県によると、例年は大規模地震の発生を想定して実施しているが、発生から10年が経過する紀伊半島大水害を教訓に進めてきた対策の検証などを目的として、今年は台風の上陸を想定して実施した。

新型コロナウイルス対策として訓練の参加者を分散させるため、会場を県庁や講堂棟などに分けて実施。市町や警察、自衛隊など関係機関の職員ら約60人は別会場からオンラインで参加した。

訓練は東紀州地域で紀伊半島大水害レベルの被害が発生したとの想定で、午前9時から約8時間にわたって実施。被害の把握や関係機関への協力依頼、システムを使った情報共有の手順などを確認した。
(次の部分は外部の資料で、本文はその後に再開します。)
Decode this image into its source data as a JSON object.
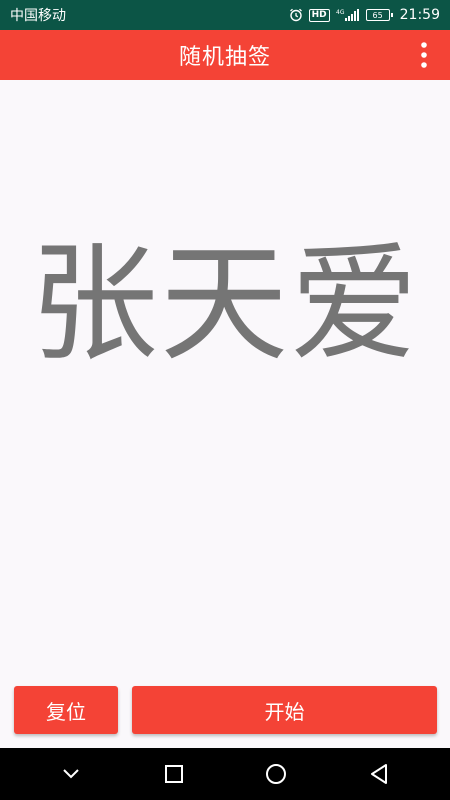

鈴木英敬知事も参加し、本部員会議で職員らに対応を指示した。「まだ助けの手が届いていない人も必ず助け出します。希望を捨てず、しばらくの辛抱を」などと、県民への呼び掛けにも臨んだ。

三重大院工学研究科の川口淳准教授は「それぞれの職員が意識を持って仕事をこなした」と評価しつつ、情報共有に課題があると指摘。被災した自宅療養の感染者を市町と連携して支援するよう促した。